ROCHESTER, N.Y. -- An Army veteran and a father of two young children, Rochester Police Officer Daryl R. Pierson was a calming and steady member of a tight-knit unit charged with dealing with some of the department's most chaotic and dangerous situations.

Pierson - 32, and an eight-year veteran with the RPD - was shot and killed Wednesday during an exchange of gunfire between police and a man officers were pursuing.

"He was an outstanding officer, he is known for great work on the street, and he gave his life for the Rochester community last night, trying to take a dangerous person off the street," said Lt. Gov. Robert J. Duffy, former police chief and mayor of Rochester.

"Officer Pierson's family was basically destroyed by that suspect's bullet."

Rochester police chief Michael Ciminelli said Thursday that the doctors at Rochester General Hospital worked with "absolute fury," and "tried to pull off a miracle, which was not to be."

Ciminelli also said Pierson's partner, Michael DiPaola, 41, fired at, wounded and apprehended the suspect, who police sources identified as Thomas Johnson III. Another news conference with Monroe County District Attorney Sandra Doorley is scheduled for this afternoon.

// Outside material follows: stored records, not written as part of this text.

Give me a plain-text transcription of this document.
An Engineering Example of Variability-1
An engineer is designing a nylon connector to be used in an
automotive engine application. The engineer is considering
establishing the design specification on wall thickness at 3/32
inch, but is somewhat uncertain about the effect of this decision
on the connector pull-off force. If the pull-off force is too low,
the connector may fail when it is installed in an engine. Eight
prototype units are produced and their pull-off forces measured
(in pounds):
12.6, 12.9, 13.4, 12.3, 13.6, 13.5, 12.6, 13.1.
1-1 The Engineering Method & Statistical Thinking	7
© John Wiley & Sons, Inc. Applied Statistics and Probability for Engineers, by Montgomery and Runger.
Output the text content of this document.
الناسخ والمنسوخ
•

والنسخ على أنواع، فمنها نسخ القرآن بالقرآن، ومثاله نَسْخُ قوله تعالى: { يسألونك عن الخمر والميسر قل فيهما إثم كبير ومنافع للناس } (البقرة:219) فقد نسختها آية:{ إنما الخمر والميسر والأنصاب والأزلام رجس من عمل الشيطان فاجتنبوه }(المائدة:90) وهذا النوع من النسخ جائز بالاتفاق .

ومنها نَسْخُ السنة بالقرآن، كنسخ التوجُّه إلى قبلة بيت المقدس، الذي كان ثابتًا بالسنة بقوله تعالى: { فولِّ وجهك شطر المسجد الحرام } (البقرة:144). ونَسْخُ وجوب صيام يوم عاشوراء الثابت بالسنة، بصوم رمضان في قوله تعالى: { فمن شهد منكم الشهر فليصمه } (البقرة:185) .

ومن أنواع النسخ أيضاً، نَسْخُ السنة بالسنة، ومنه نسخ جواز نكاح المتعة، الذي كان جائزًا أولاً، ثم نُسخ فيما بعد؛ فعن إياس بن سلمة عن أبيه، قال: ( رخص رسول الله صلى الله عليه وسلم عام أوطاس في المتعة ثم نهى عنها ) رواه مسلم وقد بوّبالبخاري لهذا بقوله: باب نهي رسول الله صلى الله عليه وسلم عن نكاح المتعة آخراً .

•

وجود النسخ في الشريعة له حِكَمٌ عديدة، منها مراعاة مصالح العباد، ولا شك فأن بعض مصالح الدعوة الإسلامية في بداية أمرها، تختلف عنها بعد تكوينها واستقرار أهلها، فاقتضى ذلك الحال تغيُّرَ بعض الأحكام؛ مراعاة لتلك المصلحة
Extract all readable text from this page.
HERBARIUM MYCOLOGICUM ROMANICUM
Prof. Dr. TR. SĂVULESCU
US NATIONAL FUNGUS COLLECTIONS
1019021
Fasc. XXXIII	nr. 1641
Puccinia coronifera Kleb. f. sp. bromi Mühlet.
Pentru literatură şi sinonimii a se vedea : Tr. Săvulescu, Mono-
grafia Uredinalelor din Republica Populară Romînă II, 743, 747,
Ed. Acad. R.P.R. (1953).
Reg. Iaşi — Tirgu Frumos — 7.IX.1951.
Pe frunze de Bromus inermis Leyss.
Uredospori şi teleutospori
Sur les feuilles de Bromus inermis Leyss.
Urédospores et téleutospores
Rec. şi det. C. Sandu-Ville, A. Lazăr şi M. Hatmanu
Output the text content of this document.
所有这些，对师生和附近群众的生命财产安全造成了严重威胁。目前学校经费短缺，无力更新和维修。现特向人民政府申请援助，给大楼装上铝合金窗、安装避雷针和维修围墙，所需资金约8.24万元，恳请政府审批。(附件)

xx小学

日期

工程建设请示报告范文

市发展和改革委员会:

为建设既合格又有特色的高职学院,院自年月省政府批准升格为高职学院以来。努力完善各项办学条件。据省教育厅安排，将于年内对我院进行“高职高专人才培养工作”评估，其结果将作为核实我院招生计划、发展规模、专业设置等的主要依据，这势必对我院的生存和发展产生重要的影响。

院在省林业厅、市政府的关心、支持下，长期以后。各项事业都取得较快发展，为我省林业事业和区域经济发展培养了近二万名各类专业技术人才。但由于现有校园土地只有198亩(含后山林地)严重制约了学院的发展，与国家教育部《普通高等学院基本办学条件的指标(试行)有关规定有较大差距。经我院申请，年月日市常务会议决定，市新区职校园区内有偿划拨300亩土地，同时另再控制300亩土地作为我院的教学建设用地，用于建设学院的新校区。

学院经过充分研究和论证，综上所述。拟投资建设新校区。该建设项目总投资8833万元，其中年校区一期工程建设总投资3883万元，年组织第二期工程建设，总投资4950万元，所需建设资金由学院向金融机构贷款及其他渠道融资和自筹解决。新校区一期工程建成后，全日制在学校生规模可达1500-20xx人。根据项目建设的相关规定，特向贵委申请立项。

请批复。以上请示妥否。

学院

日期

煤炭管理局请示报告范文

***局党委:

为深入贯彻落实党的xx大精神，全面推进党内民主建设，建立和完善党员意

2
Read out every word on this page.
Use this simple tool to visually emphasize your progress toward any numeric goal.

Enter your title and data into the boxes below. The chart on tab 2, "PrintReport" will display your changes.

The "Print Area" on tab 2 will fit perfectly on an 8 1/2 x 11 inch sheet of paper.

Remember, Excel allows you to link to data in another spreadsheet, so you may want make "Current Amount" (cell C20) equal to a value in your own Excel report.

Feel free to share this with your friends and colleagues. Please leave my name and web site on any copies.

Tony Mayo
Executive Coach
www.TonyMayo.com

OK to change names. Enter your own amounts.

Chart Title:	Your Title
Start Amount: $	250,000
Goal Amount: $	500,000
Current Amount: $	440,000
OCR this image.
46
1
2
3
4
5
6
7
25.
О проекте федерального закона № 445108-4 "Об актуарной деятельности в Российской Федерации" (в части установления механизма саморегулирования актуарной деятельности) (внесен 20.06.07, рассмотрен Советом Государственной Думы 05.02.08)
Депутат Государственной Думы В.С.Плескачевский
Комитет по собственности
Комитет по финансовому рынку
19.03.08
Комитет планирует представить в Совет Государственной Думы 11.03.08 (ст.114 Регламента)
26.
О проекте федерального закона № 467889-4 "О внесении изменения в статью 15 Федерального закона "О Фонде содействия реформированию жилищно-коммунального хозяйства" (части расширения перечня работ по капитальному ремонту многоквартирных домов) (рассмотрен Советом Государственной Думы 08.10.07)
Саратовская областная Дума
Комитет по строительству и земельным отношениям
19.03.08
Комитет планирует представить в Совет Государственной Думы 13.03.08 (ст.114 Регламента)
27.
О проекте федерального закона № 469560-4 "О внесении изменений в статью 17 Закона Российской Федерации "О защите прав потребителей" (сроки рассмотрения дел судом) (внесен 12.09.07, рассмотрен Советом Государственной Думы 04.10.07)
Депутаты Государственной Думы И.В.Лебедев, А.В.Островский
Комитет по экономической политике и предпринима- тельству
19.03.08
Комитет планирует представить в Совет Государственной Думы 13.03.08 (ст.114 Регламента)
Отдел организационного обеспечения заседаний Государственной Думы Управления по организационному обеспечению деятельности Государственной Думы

Pierson graduated from East Rochester High School, served in Afghanistan as a member of the U.S. Army and attended Monroe Community College before he became a police officer in August 2006.

An East Rochester resident, he's survived by his wife, Amy, and their two children. He died the same day his 4-year-old started school in East Rochester. His other child is just three months old, Ciminelli said. He was also a member of the Army National Guard.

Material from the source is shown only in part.